– No estoy afirmando que sea Stinhurst, señor -dijo Barbara, intentando contener la impaciencia, los nervios y su necesidad de proclamar a gritos el móvil de Stinhurst hasta que Lynley se viera obligado a aceptarlo-. En cuanto a eso, también pudo hacerlo Irene Sinclair, o Sydeham y la Ellacourt, puesto que ambos estuvieron solos. O Jeremy Vinney. Joy estuvo en su habitación un rato antes. Elizabeth nos lo dijo. Por lo que sabemos hasta el momento, deseaba a Joy, fue rechazado de plano, fue a su habitación y la mató en un acceso de ira.
– ¿Y cómo cerró la puerta con llave cuando salió?
– No lo sé. Quizá salió por la ventana.
– ¿En plena tormenta, Havers? Todavía lo está poniendo más difícil que yo -Lynley dejó caer las notas de Havers sobre la mesa, se quitó las gafas y se frotó los ojos.
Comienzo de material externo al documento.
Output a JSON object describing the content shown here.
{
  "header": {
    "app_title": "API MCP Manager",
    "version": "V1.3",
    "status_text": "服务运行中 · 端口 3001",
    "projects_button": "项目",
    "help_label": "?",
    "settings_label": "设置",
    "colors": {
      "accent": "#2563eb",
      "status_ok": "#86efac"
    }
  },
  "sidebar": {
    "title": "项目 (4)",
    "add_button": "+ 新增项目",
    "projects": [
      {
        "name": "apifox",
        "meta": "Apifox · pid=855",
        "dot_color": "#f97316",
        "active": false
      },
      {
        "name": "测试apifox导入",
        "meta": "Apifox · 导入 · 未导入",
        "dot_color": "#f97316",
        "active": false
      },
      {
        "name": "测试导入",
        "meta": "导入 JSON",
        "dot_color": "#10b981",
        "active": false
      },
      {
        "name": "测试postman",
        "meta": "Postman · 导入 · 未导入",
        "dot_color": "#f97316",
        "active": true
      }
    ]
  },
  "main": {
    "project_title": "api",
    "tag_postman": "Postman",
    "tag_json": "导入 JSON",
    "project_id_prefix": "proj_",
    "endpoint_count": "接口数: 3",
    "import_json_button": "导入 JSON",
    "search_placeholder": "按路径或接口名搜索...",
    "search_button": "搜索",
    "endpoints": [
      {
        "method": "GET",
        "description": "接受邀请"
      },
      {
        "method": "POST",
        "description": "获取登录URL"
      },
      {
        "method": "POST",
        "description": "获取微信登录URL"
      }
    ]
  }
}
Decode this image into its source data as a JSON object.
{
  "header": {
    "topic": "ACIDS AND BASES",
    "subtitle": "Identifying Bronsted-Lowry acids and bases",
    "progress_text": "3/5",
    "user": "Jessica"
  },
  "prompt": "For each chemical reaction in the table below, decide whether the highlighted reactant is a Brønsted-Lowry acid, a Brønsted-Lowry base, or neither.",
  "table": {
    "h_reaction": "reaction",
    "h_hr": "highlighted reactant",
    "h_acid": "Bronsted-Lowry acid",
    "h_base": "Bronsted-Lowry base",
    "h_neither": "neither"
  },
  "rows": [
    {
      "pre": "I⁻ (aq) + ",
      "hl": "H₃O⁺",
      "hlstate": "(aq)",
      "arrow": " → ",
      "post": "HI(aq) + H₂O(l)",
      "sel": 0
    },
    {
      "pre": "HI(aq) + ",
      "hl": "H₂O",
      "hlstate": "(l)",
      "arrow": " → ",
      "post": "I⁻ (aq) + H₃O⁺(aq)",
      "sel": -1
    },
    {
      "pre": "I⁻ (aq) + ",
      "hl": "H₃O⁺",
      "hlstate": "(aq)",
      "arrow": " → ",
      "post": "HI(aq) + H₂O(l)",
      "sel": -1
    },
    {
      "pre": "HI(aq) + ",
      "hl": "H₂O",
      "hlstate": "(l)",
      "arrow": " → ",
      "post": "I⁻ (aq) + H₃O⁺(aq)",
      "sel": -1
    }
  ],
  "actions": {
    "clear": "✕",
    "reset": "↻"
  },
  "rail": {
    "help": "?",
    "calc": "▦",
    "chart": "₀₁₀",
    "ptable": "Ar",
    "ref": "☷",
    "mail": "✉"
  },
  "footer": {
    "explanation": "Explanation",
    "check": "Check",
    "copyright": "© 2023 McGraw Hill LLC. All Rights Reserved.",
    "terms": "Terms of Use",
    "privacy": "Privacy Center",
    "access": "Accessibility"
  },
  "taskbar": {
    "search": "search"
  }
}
– Sé que Davies-Jones pudo entrar, inspector. También sé que tuvo la oportunidad. Sin embargo, la obra de Joy Sinclair iba a resucitar su carrera, ¿no? El que Stinhurst retirase su apoyo a la obra no significaba para él que la obra no fuera a representarse. Podía financiarla otra persona. Por todo ello, tengo la impresión de que es la única persona de la casa con un motivo sólido para desear que la mujer siguiera viva.
– No -intervino St. James-. Hay otra, ya que habíamos de resucitar carreras agonizantes. Su hermana Irene.
– Me preguntaba cuánto tardaría en venir a verme.
Irene Sinclair se apartó de la puerta, caminó hacia su cama y se sentó, los hombros hundidos. En consonancia con lo avanzado de la hora se había cambiado para irse a dormir, y sus ropas, al igual que ella, eran comedidas: zapatillas de suela plana, bata de franela azul marino y, asomando por debajo, el cuello alto de un camisón blanco que se alzaba y descendía al compás de su respiración. Sin embargo, había algo extrañamente impersonal en dichas prendas. Eran útiles, sin duda, aunque se adherían con rigidez a una norma de recato asumido; eran frías hasta la exageración, como concebidas y moldeadas para mantener a raya la vida. Lynley se preguntó si la mujer rondaría alguna vez por la casa en téjanos y jersey viejos. Le pareció muy improbable.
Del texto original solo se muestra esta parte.